Haha, I can see that happening too. I was very careful with mine. What I did was remove the pads, put the cups together, then mark both sides roughly where I wanted to drill with a white marker. That’s why that weird cross shape in my pictures as I roughly figured out the best place to drill.
Glad you managed to fix yours without too much trouble. Looking very good there too.
Hey guys. I have a 2011-12 pair of DT880 600 ohms that I’m considering balance modding. I open the headphone and I see this. Any thoughts on what I should do in regards to ground?
That’s what I was hoping. But the issue now is that the ground isn’t a shielded wire. I think it’s just a copper coil? Not sure how I should approach this. Maybe I should buy some heatshrink.
You can use heatshrink. You could also carefully desolder them, then use other wires as well if have spare on hand (like from the unused 3.5mm cable once cut it off).
If I were you, i won’t unsheath the cable going from the driver once I cut it. I’d just cut it to length, strip, then solder the wires as is to the jacks.
It’s mostly likely nothing. If I’m seeing correctly it’s on the ear side, so there should be very little, if any sound wave interaction at that location. If it were on the cup side it’s more likely (but still very improbable) to be a problem, I would guess.
FYI, if you’re doing this mod and plan to reuse a small length of the stock cable that comes into the left cup - an understandable decision so you don’t have to solder directly to the driver - be aware that those tiny stock wires do not solder well to whatever jack pins you intend to attach. I originally reused a small length of those stock wires for the reason just mentioned. However, I was beginning to notice a very slight channel imbalance biased away from the side where I reused a small length of the cheap incoming wire and toward the side where I harvested a small length of the wire that connected the cups in the stock configuration. I popped open the weaker side and sure enough one of those solder joints was beginning to fail. This time I got braver and replaced that stock wire altogther.
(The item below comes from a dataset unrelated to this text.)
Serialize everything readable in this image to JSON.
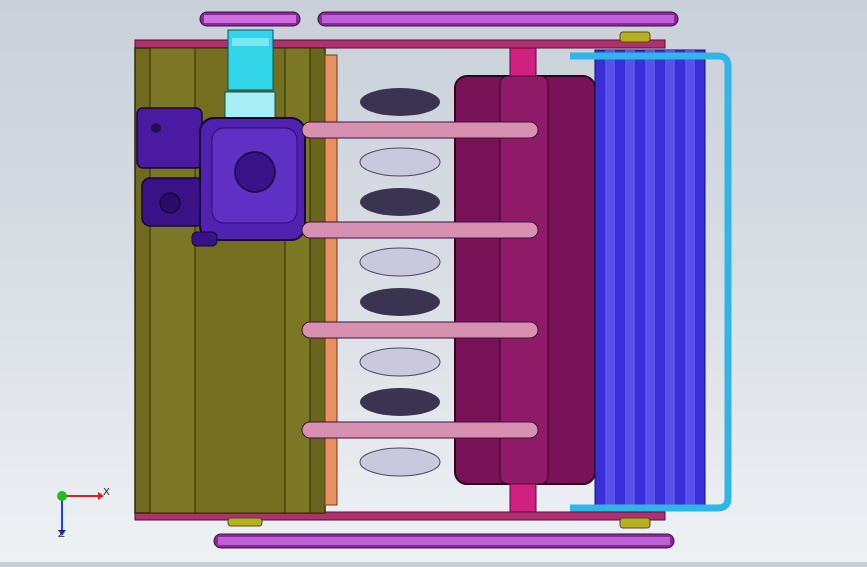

Now it’s . If you feel up to it, I recommend harvesting a short length of the wire that connected the two cups and soldering that onto the driver on the stock left side. The wire that originally went through the headband is of a much higher quality than the incoming stock wire, it also solders to the jack pins much more readily. However, only do this is you’re comfortable soldering and can be quick. The 600 ohm voice coils have super thin wires. If you hold heat on there too long you can melt that thin voicecoil wire and fuse some of the strands together. You don’t have to be lightning quick, but if you mess something up, walk away and let things cool down before you keep applying more heat.
Yeah that’s the alternative way of doing it. I had similar experiences with the Koss PortaPro/KPH30i internal wires, but because of that using the DT880 wires is a cinch.
Basically you need to be patient in soldering the tips because the molten solder will melt the plastic and tip the wire at the same time. If you do it right (the solder won’t easily come off), then you should have no issues when soldering the internal wires to the jack.
And yes, the entire reason I prefer to do this is because using new wires involves the risky method of desoldering them from the driver unit. Prior to my attempt, I knew of other people who basicaally destroyed the voice coils because they left the solder iron too close for too long.
Rather than risking that, it’s safer to practice better soldering techniques on the internal wires than close to the driver coils. If you want to be really safe, you can cut those internal wires longer, so you can snip it off should you stuff up tinning the tip.